(continuação da I parte)
MATRIMÓNIO – Também esta palavra tem perdido seu antigo significado, e o que agora tem entre os Democratas equivale ao que se chamava dantes um concubinato
metódico, que é na realidade o único matrimonio do qual são capazes os
libertinos. Para os matrimónios desta classe não se requer um amor constante, e
racionável, que adoce mutuamente os infortúnios da vida. Também tem a vantagem,
e comodidade de livrar da pesadíssima secatura da educação dos filhos.

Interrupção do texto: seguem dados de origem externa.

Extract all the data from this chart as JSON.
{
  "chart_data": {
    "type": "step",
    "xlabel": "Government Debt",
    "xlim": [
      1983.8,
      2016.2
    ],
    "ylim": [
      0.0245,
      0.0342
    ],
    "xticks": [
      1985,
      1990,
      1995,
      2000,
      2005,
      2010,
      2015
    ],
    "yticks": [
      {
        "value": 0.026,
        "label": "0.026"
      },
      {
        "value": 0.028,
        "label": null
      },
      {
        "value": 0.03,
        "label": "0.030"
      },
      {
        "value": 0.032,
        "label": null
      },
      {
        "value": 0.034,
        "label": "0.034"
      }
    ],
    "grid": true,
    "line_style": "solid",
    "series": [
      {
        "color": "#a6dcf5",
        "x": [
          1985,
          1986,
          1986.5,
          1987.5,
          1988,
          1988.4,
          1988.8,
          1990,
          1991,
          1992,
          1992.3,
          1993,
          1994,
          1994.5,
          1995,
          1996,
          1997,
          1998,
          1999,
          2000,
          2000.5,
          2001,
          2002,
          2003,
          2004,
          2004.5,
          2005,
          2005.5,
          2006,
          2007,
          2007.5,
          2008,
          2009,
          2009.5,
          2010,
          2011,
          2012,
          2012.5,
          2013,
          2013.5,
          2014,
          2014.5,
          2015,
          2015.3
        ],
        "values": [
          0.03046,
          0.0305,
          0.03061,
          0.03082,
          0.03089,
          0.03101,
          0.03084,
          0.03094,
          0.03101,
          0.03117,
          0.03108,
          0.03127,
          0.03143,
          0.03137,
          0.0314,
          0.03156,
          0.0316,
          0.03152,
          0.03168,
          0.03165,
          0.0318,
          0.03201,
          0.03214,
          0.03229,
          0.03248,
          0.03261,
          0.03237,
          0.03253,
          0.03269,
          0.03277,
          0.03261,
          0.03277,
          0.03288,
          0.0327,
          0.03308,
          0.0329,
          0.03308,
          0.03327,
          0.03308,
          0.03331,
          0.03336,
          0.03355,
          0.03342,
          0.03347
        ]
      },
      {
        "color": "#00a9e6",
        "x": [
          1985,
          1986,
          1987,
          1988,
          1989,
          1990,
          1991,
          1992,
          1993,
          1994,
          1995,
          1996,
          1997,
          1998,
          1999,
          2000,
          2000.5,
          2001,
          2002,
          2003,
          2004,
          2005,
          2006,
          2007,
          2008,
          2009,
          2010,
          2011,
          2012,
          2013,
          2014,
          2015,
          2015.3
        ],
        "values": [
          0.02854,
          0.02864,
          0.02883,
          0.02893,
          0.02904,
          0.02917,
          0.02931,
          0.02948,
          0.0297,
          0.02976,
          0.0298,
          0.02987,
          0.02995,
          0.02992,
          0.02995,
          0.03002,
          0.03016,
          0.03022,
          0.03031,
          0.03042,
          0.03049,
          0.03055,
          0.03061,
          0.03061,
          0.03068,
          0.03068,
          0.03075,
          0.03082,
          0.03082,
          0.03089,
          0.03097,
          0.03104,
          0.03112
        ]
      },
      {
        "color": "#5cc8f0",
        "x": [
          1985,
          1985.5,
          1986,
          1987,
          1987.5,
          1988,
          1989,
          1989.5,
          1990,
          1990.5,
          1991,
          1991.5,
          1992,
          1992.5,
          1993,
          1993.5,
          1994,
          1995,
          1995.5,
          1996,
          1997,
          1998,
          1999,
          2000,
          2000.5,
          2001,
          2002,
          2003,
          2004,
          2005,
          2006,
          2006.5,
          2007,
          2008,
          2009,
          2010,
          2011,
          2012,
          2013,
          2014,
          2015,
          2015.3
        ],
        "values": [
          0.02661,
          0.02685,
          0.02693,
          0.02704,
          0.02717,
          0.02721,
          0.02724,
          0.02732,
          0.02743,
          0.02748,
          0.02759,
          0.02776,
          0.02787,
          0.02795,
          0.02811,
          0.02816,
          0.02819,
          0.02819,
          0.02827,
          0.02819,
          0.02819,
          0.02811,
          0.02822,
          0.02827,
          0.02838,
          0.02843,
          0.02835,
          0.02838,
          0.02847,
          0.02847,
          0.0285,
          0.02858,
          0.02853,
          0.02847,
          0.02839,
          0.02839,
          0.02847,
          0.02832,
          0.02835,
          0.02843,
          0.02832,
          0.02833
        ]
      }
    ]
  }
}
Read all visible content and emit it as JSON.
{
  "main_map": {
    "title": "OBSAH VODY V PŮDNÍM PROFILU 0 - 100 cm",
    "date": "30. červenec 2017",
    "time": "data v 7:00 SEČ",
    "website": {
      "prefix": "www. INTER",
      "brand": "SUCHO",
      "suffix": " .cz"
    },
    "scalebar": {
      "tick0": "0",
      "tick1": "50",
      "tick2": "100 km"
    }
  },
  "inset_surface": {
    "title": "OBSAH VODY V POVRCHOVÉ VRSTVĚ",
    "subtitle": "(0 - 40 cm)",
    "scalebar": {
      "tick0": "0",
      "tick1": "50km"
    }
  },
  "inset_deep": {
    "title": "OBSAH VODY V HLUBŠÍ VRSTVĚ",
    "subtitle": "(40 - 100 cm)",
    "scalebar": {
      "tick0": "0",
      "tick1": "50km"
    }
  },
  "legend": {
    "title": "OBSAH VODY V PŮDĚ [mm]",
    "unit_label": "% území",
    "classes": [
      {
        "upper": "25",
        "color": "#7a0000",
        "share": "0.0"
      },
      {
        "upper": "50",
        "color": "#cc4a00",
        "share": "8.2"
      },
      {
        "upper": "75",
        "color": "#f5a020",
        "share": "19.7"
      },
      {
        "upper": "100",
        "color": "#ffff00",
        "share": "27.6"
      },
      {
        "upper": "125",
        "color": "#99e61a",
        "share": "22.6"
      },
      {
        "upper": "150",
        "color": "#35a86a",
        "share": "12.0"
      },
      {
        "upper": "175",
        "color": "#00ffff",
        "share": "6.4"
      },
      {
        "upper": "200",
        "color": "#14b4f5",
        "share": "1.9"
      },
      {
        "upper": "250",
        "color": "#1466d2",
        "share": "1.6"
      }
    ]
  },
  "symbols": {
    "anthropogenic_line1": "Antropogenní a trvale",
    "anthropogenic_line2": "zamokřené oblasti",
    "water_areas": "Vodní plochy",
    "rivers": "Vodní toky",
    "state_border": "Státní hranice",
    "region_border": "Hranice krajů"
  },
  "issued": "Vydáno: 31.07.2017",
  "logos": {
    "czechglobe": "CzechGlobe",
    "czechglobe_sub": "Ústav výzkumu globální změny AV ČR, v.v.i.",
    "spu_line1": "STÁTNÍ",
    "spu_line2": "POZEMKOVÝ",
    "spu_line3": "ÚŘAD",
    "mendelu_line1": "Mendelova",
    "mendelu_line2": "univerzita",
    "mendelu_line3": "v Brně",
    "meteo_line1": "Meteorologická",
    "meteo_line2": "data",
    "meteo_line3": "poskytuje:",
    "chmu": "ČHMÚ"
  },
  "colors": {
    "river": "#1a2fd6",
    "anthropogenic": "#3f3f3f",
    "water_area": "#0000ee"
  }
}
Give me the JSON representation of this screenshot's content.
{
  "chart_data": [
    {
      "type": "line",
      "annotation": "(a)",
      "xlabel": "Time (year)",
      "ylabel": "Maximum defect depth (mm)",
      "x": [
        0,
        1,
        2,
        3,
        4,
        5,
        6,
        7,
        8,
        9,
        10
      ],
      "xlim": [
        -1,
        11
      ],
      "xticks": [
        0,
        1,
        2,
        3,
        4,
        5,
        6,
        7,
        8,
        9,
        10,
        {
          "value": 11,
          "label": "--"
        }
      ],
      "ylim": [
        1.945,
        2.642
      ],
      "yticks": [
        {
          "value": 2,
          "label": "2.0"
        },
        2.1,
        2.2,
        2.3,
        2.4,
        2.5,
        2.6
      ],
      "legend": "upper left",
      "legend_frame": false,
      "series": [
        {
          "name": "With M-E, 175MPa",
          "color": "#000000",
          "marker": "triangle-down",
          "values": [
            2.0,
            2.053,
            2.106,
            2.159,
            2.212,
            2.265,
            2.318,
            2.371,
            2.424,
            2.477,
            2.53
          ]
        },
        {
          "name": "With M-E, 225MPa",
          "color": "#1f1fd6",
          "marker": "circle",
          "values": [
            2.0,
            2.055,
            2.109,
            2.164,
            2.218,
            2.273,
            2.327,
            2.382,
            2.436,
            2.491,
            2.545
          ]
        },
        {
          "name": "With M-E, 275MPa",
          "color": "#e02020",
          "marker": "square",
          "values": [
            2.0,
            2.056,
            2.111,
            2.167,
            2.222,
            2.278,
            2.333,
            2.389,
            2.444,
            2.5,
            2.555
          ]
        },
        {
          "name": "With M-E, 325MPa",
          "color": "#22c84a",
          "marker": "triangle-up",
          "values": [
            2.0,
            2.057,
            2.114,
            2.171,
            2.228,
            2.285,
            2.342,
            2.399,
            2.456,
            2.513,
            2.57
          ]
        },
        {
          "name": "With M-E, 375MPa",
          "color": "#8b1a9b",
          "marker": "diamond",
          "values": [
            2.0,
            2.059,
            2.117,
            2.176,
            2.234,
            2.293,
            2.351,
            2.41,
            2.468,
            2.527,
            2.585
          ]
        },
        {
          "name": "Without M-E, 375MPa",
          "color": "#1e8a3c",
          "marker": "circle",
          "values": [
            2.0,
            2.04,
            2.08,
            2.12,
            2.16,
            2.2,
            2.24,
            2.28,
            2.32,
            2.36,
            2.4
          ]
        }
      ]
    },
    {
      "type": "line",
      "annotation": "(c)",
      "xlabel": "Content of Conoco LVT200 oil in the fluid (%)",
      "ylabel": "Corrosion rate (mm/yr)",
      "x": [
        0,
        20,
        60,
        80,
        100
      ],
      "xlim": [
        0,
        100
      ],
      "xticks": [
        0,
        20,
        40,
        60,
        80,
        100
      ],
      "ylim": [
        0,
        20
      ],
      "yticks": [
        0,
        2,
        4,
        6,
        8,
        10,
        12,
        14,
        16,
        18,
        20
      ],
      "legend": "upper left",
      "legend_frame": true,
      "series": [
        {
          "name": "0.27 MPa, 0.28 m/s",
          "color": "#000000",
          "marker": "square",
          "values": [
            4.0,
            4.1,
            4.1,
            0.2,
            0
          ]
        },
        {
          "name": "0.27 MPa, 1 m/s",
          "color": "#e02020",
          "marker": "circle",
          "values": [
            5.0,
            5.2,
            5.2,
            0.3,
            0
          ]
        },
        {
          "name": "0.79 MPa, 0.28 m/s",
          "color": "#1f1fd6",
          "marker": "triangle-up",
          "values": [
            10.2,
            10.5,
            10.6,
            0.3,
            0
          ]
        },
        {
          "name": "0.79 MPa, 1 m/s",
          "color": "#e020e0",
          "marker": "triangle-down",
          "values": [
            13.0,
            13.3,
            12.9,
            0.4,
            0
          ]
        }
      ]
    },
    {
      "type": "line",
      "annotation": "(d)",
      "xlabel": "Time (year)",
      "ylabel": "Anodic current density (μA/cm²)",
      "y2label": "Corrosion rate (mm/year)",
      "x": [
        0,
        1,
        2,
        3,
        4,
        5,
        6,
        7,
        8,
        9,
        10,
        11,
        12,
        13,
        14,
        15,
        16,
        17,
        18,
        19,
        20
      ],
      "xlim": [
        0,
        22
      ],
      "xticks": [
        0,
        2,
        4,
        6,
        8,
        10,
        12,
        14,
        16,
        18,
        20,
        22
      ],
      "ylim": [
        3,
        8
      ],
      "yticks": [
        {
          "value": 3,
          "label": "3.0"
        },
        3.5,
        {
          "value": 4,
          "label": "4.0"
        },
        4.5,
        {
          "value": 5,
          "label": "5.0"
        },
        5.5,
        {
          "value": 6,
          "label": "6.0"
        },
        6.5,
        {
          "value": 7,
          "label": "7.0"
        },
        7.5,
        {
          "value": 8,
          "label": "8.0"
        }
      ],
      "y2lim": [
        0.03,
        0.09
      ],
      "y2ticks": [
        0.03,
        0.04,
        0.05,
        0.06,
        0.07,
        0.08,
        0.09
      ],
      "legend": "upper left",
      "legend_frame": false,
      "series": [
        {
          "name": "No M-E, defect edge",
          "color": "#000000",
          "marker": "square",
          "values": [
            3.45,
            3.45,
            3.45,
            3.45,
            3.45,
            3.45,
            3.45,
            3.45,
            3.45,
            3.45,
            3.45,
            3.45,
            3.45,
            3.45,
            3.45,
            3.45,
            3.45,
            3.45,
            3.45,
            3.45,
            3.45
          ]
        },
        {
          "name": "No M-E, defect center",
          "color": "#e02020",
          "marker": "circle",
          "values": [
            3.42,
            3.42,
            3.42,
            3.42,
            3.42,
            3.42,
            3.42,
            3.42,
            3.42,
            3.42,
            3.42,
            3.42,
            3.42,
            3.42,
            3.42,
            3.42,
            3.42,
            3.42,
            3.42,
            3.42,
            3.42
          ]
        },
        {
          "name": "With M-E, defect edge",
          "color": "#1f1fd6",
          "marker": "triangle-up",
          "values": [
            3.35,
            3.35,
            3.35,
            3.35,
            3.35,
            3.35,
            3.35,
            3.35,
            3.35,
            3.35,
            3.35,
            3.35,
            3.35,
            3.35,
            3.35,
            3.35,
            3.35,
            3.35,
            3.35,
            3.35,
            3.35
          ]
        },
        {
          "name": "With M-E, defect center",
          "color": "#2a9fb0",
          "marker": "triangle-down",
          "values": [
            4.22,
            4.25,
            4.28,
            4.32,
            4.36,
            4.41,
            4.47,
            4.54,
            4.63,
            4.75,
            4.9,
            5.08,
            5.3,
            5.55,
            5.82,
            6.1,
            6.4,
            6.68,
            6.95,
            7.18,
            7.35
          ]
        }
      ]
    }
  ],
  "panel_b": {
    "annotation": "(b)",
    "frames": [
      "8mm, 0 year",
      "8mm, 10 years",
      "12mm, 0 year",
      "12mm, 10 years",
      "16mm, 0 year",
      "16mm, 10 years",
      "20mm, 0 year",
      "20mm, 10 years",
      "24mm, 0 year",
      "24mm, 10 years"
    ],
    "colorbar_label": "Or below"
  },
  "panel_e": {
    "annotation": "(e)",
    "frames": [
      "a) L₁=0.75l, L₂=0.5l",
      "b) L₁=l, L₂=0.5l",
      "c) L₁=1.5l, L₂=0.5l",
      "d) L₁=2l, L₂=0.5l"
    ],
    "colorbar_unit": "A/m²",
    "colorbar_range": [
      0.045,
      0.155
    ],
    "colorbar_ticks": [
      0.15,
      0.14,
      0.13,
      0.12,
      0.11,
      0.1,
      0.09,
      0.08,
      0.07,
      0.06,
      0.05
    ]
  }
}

Nasce daqui uma séria dificuldade em
outro género, que certamente não é fácil de explicar, a saber: que cousa se
deve entender por bom Patriota, e bom Republicano, tão engrandecido, e louvado
em a língua Republicana? Nos Escritos Republicanos sustenta-se com furor,
que não se pode ser bom Patriota, Republicano, etc. etc. sem ser bom pai, e boa mãe, e assim o mais. Ora pois, nos matrimónios democráticos
legítimos, legitimíssimos, a boa mãe, depois de três, ou quatro anos de
casada, abandona republicana e amorosamente seus filhos, (o que nem ainda os
mesmo tigres fazem) e vai a outra parte criar outros, para abandona-los da
mesma maneira. Logo, se esta é a boa mãe, (e o é constitucionalmente)
querer-me-hão dizer, que gentes perdidas e embusteiras não são o bom Patriota, e o bom Republicano? Mas em fim não há mal, que não venha para bem;
pois daqui inferimos: que o Vocábulo bom
passou magicamente à significação contraria; em cujo suposto não somente
entendemos já, que cousa é em língua antiga bom
Patriota, etc. mas sabemos também, que pertencem à conjuração todas as
bondades havidas, e por haver, uma vez que sejam Democráticas.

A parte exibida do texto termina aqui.